Turney tweeted close to midnight (NZT) that all the passengers had made it to Aurora Australis.
— Chris Turney (@ProfChrisTurney) January 2, 2014
He had tweeted about 6.45pm (NZT) that the Chinese helicopter had arrived to evacuate the scientists and tourists stuck on board the Akademik Shokalskiy since Christmas Eve. Turney also posted a video of the helicopter arriving.
— Chris Turney (@ProfChrisTurney) January 2, 2014
The 22 crew members of the Akademik Shokalskiy stayed with the icebound vessel, which is not in danger of sinking and has enough supplies on board to last for weeks. They will wait until the ice that surrounds the ship breaks up.
The Aurora Australis has been asked to remain in the open water on standby for the Chinese icebreaker, the Xue Long, which has concerns about its ability to move through heavy ice in the area.
The Xue Long advised the Rescue Coordination Centre Australia it will attempt to move through the ice when tidal conditions are most suitable tomorrow.
The AMSA placed the Aurora Australis on standby as a precautionary measure, and said there was no immediate danger to personnel on board the Chinese ship.
The Akademik Shokalskiy, which left New Zealand on November 28, got stuck after a blizzard pushed the sea ice around the ship, freezing it in place about 2700 kilometres south of Hobart, Tasmania.
Three icebreakers were dispatched to try to crack their way through the ice surrounding the Russian ship, but all failed. The Aurora came within 20 kilometres of the ship, but fierce winds and snow forced it to retreat to open water.
It initially appeared the weather had thwarted yet another rescue attempt. The helicopter was originally going to carry the passengers back to the Chinese icebreaker, the Snow Dragon, with a barge then ferrying them to the Aurora. But sea ice prevented the barge from reaching the Chinese vessel, and the maritime authority said the operation would have to be delayed.
A last-minute change in plans allowed the rescue to go ahead. The passengers were instead flown to an ice floe next to the Aurora and then taken by a small boat to the Australian ship, Turney said.
While scientists expect and observe more extreme weather with man-made global warming, some say it's not quite fair to blame the Antarctic blizzard that trapped the ship on climate change.
University of Colorado ice scientist Waleed Abdalati, NASA's former chief scientist, cautioned, like many scientists do, that while researchers can spot a trend in extreme weather, they can't immediately associate an individual event -like a blizzard - with changing climate.
When scientists do attribute an individual extreme weather event to climate change, it is usually more than a year later after numerous computer model simulations and then published in a peer-reviewed journal.

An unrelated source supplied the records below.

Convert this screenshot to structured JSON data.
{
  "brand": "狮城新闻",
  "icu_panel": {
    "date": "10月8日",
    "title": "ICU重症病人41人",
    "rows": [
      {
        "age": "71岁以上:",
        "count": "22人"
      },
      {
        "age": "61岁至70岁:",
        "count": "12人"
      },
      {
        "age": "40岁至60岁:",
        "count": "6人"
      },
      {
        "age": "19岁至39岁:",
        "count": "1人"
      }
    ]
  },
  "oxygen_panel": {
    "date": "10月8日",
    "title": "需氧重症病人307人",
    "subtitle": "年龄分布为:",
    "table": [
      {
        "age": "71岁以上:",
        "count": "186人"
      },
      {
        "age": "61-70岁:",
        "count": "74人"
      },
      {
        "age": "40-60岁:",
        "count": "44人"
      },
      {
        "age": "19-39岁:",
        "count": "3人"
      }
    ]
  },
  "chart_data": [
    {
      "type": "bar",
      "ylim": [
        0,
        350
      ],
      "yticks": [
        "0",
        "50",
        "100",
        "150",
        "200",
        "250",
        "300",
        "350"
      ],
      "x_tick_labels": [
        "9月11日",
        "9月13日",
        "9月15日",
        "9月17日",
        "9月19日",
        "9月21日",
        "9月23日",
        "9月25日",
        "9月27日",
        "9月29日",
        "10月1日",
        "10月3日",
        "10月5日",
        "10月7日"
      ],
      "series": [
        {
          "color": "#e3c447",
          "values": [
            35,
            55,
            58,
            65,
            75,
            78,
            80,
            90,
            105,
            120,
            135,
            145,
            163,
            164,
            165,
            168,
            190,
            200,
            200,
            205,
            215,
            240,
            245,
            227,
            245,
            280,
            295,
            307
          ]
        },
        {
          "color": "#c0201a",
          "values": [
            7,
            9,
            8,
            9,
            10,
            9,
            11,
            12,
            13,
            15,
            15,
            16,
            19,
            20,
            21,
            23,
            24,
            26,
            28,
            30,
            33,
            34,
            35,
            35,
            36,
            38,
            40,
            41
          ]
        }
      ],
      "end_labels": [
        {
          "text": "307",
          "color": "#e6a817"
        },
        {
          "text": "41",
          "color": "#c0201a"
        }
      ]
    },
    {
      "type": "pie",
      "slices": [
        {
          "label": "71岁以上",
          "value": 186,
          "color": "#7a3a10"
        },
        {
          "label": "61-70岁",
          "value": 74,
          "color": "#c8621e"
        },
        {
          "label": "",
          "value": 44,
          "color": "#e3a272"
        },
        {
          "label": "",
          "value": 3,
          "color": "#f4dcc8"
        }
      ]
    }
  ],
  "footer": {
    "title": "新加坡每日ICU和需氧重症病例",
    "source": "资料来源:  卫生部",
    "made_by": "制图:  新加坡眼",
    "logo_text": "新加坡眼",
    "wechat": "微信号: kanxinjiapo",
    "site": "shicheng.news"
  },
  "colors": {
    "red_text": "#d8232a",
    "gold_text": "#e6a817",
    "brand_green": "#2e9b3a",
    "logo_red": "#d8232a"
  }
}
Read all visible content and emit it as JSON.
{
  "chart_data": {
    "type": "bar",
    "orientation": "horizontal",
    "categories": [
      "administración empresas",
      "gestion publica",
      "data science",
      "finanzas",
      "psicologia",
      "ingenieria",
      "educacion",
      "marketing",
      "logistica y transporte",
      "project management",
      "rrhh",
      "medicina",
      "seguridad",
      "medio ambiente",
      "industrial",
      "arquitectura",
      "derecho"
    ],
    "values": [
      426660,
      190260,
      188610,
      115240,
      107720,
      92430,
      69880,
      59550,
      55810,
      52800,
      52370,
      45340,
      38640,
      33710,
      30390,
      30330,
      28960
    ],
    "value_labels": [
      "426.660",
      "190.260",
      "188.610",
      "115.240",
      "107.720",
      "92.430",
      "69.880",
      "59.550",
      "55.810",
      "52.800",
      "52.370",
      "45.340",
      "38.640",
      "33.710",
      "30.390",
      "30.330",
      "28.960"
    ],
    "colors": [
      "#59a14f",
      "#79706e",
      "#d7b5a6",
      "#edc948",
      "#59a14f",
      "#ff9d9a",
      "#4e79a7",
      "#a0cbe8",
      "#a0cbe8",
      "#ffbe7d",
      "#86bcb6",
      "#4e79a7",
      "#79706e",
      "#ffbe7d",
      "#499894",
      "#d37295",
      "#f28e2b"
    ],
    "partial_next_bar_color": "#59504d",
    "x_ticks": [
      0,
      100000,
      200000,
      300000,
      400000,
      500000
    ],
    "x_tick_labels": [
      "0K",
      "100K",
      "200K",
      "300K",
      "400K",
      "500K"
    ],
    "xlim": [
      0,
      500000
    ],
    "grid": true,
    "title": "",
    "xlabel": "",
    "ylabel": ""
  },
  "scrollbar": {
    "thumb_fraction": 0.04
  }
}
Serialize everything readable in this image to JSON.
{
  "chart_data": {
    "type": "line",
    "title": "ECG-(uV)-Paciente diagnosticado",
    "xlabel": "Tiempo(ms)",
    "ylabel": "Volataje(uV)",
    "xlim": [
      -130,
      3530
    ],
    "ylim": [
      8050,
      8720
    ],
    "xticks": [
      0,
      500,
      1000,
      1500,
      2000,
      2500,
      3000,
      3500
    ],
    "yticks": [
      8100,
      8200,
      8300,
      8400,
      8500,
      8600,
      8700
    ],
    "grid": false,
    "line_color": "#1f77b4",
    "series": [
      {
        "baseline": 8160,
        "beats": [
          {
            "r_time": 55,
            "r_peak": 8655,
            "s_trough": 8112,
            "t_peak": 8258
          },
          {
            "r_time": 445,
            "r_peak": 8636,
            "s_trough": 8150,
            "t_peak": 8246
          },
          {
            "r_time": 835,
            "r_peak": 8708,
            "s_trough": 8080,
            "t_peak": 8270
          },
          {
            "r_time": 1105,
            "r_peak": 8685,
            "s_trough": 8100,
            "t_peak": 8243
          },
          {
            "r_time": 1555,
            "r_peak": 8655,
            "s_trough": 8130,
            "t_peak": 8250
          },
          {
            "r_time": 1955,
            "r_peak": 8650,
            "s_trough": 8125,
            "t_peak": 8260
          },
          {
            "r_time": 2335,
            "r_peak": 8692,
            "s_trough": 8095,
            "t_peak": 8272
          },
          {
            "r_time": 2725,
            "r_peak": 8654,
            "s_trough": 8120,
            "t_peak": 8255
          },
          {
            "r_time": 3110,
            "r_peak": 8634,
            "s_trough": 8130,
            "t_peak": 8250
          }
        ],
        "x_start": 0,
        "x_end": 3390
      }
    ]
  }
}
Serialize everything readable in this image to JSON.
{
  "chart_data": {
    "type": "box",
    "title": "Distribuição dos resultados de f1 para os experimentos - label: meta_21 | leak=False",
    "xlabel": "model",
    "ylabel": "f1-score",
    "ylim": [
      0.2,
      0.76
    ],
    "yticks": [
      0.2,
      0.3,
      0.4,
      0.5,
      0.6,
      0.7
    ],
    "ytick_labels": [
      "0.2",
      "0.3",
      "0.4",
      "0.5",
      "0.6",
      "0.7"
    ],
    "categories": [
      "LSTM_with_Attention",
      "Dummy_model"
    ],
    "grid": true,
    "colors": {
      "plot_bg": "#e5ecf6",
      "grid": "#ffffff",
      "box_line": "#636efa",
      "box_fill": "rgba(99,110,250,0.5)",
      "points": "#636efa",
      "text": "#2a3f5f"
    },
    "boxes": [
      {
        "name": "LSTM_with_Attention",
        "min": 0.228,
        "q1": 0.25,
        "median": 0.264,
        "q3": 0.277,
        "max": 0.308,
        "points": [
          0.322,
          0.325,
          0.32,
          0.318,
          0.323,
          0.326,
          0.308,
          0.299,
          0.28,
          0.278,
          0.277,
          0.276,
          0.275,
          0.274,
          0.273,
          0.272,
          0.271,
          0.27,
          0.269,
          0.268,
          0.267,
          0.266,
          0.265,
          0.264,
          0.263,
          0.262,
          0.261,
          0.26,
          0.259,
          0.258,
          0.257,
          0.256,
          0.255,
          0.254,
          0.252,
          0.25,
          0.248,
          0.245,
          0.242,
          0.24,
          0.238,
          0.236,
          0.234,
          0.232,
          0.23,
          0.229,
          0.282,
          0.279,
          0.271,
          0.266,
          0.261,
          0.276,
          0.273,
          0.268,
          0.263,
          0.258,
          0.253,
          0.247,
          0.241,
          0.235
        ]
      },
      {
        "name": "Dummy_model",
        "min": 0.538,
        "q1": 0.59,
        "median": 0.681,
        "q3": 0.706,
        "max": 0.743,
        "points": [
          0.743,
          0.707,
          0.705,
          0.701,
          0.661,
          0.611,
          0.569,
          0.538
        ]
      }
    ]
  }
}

Also, Antarctica, which is more governed by localised wind circulation and other characteristics, "is kind of its own beast," Abdalati said. "Antarctica feels the changing climate a little differently than the rest of the world. I myself can't point to the weather and say 'it's part of a changing climate."'
The scientific team on board the Russian vessel had been recreating Australian explorer Douglas Mawson's 1911 to 1913 voyage to Antarctica.
Turney had hoped to continue the trip if an icebreaker managed to free the ship. Despite his disappointment over the expedition being cut short, he said his spirits remained high.
"I'm a bit sad it's ended this way," he said. "But we got lots and lots of great science done."
China has an interest in Antarctica, with the growing scientific power recently beginning construction on its fourth Antarctic research base.
It was unknown how long it would be before the Russian ship could be freed from the pack ice or how long the crew would have to remain in Antarctica.
The 74 people onboard the ship were retracing Sir Douglas Mawson's Antarctic expedition and conducting scientific research when it became trapped in sea ice on Christmas Day.